Still, there was money in the air on a recent evening in Frankfurt’s financial district. Outside the Bull and Bear, a bar around the corner from the stock exchange, I found a group of young expats drinking beer under heat lamps.

CHRISTOPHER BRENNAN: It’s standard Friday night, cause we work across the road. So we come over after work, have a few beers. It’s a bit more upper class, isn’t it? Not that we’re posh, but…

Twenty-two-year-old Christopher Brennan came over from Ireland a few months ago to work as a financial adviser — basically a salesman — at an offshore investment firm. He hasn’t noticed any resentment towards his type.

BRENNAN: The entire city is built on economics. It’s all built on money, it’s all built on finance. So if you’re part of that, you’re part of the city. You’re part of the reason the city ticks, is how people look at you.

With the markets up lately, Brennan and his friend James Kennerdale are feeling pretty optimistic about their own paychecks.

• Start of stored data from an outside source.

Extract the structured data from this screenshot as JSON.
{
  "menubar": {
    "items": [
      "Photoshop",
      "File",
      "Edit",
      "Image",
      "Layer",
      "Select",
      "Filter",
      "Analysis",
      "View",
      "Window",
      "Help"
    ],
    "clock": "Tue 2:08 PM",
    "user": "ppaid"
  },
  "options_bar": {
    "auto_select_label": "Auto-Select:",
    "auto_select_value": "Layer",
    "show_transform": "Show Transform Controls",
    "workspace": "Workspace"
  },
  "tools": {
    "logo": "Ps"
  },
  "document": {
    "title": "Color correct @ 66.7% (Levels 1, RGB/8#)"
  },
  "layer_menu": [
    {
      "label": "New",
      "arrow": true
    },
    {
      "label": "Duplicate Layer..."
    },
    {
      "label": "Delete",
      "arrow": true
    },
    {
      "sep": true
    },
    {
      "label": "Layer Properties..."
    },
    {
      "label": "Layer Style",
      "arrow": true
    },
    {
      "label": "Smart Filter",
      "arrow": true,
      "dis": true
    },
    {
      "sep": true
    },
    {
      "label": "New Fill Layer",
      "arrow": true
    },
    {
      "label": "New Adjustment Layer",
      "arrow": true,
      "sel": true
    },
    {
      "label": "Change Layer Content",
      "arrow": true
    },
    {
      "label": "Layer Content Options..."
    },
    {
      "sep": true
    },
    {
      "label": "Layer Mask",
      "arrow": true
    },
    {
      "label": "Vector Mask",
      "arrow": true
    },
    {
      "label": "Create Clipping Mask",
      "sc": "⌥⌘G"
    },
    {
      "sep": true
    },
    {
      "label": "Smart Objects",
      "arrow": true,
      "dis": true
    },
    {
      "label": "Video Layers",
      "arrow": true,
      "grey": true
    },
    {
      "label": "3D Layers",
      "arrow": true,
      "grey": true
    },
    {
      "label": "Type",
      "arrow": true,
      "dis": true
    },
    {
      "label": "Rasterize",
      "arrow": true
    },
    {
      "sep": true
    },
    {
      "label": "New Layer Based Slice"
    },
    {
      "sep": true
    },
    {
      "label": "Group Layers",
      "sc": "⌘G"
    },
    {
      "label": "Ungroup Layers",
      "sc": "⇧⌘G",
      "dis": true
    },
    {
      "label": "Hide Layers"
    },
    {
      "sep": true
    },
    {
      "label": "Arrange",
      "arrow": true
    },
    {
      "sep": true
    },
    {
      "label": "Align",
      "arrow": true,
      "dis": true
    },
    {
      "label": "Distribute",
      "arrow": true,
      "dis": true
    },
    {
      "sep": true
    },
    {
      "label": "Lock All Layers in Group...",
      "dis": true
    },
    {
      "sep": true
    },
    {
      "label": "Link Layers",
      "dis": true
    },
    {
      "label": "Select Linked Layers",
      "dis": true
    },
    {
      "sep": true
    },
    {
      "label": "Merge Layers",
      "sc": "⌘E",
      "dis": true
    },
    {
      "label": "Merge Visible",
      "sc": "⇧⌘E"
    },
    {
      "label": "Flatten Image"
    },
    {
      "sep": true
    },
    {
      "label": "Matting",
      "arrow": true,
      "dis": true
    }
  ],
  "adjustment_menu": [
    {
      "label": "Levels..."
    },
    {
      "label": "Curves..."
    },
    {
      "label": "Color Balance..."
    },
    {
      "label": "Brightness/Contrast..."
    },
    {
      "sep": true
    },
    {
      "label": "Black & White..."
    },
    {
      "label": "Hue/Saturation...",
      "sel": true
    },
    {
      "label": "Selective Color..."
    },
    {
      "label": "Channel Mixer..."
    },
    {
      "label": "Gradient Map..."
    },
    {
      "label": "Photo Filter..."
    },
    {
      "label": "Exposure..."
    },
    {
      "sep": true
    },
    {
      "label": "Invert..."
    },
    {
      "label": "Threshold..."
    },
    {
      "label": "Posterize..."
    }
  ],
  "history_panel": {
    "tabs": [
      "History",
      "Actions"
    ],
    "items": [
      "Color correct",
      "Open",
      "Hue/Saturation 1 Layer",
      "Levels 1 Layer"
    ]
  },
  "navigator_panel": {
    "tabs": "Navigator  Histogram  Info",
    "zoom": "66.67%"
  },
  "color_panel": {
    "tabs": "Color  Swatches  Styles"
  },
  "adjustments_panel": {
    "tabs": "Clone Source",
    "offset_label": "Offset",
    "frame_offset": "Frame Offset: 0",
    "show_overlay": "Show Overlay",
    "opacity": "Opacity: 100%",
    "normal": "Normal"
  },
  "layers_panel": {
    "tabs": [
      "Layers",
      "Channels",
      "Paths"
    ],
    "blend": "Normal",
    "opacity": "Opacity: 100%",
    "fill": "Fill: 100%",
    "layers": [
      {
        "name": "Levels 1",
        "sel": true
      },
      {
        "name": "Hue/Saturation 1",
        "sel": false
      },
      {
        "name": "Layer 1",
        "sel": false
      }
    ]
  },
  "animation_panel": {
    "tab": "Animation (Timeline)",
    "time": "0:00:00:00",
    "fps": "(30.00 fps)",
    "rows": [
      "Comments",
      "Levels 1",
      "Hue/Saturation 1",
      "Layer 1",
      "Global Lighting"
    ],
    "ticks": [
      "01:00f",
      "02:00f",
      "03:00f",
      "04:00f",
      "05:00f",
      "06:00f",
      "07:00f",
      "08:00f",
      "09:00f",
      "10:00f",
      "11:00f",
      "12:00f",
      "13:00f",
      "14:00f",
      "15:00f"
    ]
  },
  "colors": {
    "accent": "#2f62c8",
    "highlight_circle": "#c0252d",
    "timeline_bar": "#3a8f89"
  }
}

BRENNAN: There’s quite a lot in the burner, which should make for a white Christmas.

JAKE KENNERDALE: Even with the financial crisis, at 22, it’s more money you can make than you ever thought you could have. Coming from a single-parent family to coming out here to earning this kind of money. It’s exciting. I think we’ll do all right, won’t we? Yeah.

In a good week, Kennerdale says he can take home as much $3,000. But he knows that’s nothing compared to what guys like him were making a few years ago.

In Frankfurt, I’m Amy Scott for Marketplace.